Active clinical trials for "Asthma"

Objectives in this study is to compare the change of lung function after 24 months from baseline between the two groups; one is the patient group who decided to start biologics treatment, and another is the patient group who decided to start non-biologics treatment. The target patients are the adult uncontrolled severe asthma patients.

A significant percentage of patients with asthma and COPD do not use their inhalers properly. Experts recommend that in patients with obstructive lung diseases, inhalation technique and patient adherence should be evaluated at every visit. The assessment of inhalation skills depends on the method of evaluation. There are few different methods of assessment of inhalation technique, however none of them is recommended as the most accurate. Therefore, the aim of the study is: to compare three different methods of assessment of inhalation technique in patients with asthma and COPD. These methods include: Checklist of mistakes in inhalation technique (including critical mistakes) 4 grade scale of inhalation technique Assessment by Vitalograph®AIM (Aerosol Inhaling Monitor) to analyze the influence of Vitalograph®AIM based inhalation technique training on inhalation skills One hundred and thirty patients with asthma or COPD, who use inhaled medication on a regular basis will be enrolled. Inhalation technique will be evaluated by two observers independently at the same time with all three methods (checklist, 4 grade scale, Vitalograph®AIM). To compare these methods, the investigators will analyze method reliability and validity. Additionally, inhalation technique will be evaluated 30 minutes after Vitalograph®AIM based training to analyze the potential benefit of its application in practicing inhalation skills.

This is a multi-center study to evaluate fractional exhaled nitric oxide (FeNO) measured with the Vivatmo pro in adult and pediatric subjects.
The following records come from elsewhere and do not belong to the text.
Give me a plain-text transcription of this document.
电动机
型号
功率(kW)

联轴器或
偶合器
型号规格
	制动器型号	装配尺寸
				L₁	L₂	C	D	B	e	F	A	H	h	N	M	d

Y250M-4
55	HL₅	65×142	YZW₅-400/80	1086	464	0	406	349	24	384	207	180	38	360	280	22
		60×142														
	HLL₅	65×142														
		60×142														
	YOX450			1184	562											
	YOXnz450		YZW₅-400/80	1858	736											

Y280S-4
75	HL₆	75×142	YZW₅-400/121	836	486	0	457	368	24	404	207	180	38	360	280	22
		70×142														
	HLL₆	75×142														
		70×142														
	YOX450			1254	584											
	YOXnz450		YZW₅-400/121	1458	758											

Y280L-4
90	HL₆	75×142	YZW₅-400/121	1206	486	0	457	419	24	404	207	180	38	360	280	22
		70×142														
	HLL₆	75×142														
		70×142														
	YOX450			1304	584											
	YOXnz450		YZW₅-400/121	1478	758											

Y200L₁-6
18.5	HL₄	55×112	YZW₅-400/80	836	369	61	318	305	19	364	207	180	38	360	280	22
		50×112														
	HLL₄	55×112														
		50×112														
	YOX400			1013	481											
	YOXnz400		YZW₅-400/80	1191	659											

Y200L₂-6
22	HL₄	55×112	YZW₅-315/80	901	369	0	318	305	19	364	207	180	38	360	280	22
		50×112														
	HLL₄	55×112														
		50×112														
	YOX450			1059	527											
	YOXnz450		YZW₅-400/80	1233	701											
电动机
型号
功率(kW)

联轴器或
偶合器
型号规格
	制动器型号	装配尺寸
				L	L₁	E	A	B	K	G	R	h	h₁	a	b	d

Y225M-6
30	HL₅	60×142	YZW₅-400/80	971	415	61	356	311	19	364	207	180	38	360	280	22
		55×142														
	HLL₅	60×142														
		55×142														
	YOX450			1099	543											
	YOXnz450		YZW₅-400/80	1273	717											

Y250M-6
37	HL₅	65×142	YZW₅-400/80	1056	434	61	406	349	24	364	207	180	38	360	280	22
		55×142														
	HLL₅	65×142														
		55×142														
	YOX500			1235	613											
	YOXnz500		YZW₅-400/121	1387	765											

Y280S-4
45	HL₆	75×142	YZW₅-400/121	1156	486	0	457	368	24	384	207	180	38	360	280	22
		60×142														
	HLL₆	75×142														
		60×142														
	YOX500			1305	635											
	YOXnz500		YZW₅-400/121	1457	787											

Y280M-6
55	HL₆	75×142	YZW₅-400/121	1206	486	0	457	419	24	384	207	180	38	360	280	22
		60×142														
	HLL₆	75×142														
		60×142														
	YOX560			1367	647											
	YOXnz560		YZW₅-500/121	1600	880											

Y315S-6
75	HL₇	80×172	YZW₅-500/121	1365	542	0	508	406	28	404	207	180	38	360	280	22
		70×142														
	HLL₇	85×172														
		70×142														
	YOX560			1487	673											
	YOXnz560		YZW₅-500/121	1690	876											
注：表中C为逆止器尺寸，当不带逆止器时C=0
The study is a randomized, crossover meal-replacement pilot intervention to determine feasibility of a larger scale dietary trial in asthma and gather preliminary evidence for the impact of a healthy diet on asthma outcomes. Participants with doctor-diagnosed asthma were randomized to crossover trial of a 4-week dietary intervention or usual diet with a 4-week washout period. During the dietary intervention, all meals and snacks were provided by the study.

This study is aimed to assess the correct real-world use of an autoinjector for the repeat self-administration of mepolizumab SC, so to improve subject / physician convenience and to enable repeat dose self injection themselves or via caregivers. This Phase III study will be an open-label, single-arm, repeat-dose, multi-centre study of mepolizumab liquid drug product in autoinjector (100 milligrams [mg]) administered subcutaneously (SC) every 4 weeks (3 doses) in subjects with severe eosinophilic asthma. Subjects will receive 100 mg mepolizumab SC as a single injection that is self-administered in the thigh, abdomen or administered in the upper arm (caregiver only). Each subject will participate in the study for up to 18 weeks including pre-screening visit, a screening visit and a 12-week treatment period which concludes with end of study assessments (Visit 5) 4 weeks after the last dose of mepolizumab. Approximately 158 subjects will be enrolled in the study.

The clinical trial is designed to evaluate the non-inferiority of CHF1535 100/6 µg NEXThaler versus CHF1535 100/6 µg pMDI on the onset of relief from methacholine-induced bronchospasm, in terms of pulmonary function (i.e. change in Forced Expiratory Volume in the 1st second, FEV1, from baseline to 5 min after study drug intake) in asthmatic patients.

Our overall objective is to model a pediatric Acute Asthma Clinical Decision Rule (ADR) for personalized medicine by identification of treatment-response phenotypes that are important determinants of outcome. The Specific Aim of this study is to determine the feasibility of this approach by enrolling a pilot cohort of 16 participants in this DBRCT of 4 different albuterol treatment regimens, 2 of which will use 10mg/hr and 2 of which will use 25mg/hr. Within these dosages there will be a pulsed-treatment regimen and a continuous regimen.

The aim of this study is to verify MNT time of onset of protection against EIB in asthmatic children by evaluating different time intervals between dosing and challenge, after a single-dose and after three days of once a day MNT administration.

The primary objective will be to compare the Eurofarma and Alenia formulations regarding their impact on the pulmonary function of mild to moderate persistent asthma patients and the secondary objective will be to compare the three study formulations regarding the clinical control of the symptoms and the patients' compliance to the treatment.

The primary objective will be to compare the impact of the study formulations on pulmonary function in persistent asthma carriers.